HR and IT Collaboration Drives Positive Employee Experiences
Add bookmarkHR is largely seen as the driving force behind creating a positive employee experience, but in some ways, HR teams are merely the faces and voices of the organizations to new hires. In many cases, particularly in the era of remote work and COVID-19, they can’t be seen or heard or without technology.
The pandemic has put HR and IT in the same boat in terms of their importance to each other and operational cohesion. HR can’t successfully engage the workforce or create positive experiences without IT while IT tools are largely meaningless if employees aren’t engaged enough to use them or the culture doesn’t actively encourage it.
Every device, system or tool an employee uses over the course of their employment, from preboarding to onboarding all the way to the exit interview is an important tool in shaping their experience. Technology gets employees out of silos, working across teams in a culture of collaboration that is going to become increasingly vital in the era of remote work.

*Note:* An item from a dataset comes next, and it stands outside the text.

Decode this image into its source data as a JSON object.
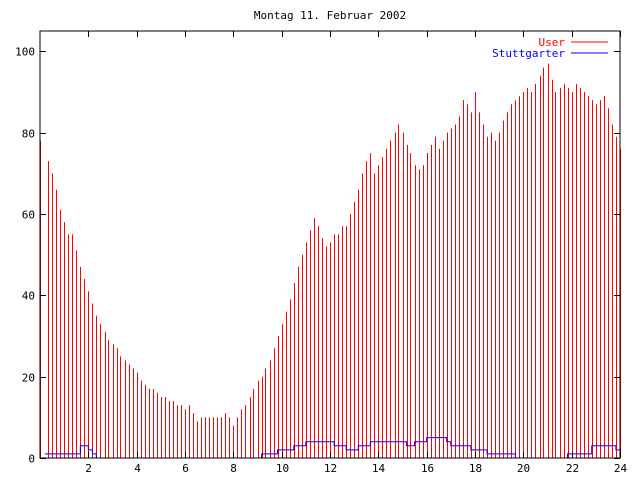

With that in mind, let’s take a look at some of the principles and ideals HR leaders need to follow as they hone in on healthy collaboration with IT teams that will result in improving employee experience.
Design Thinking
The collaboration between HR and IT should be driven by design thinking, or the desire to understand the work of the people whose situation you’re trying to improve. Understanding what their workflows are like, what their limitations are (both technically and personally) and how this will fuel their goals as an employee as well as the company’s goals should all be taken into consideration.
HR implementing a learning solution that company hardware can’t support isn’t helpful or productive, no matter how well intentioned it may be. IT providing a new communication tool with no guidance from HR on how to use it and what the expectations are for decorum will not help those tools have the impact on culture and collaboration that they’re intended to.
The systems we use are another aspect of IT and HR collaboration. Something like an LMS can’t be properly implemented and maintained without the help of IT, but it’s HR that is going to drive the content and use of the system. Here again, a healthy relationship between the two combined with a clear understanding of what the employee needs, wants and expects will ensure that the technology is as effective as it can be.
Understanding each other’s needs and capabilities as well as the employees will drive success, but keeping an eye on what the employee is experiencing outside of the workplace also helps. Expectations for technology within the company is growing, particularly as digital natives become a larger part of the workforce. Providing them tools they know how to use and already feel connected with will be more conducive to a positive employee experience and more effective in achieving goals.
Keeping Up with the Industry
Part of the reason employee expectations are so high is what they see when they look around at other companies. The need for technology and the hunger for it in the HR space is driving investment from venture capitalists looking to get in on the workforce solutions market. In the second quarter of 2020 alone, investment in HR technology solutions rose more than 14% from Q1, or a little more than $1 billion.
The investments were heavy on the human capital management side rather than talent acquisition, pointing to the pandemic pushing trends that were unfolding pre-pandemic even further.
IT’s ability to fuel efficiency in HR is unquestionable. Whether it’s automating recruitment, designing systems for the future, helping you mine data for hiring tactics or revamping your onboarding process with technology, there’s no shortage of ways IT can support improved HR functions. To do it they’ll need tools that address employee struggles which HR, as the bridge between the employees and IT, inform them about. Right now, a healthy relationship with IT should be at the top of every HR professional’s priorities.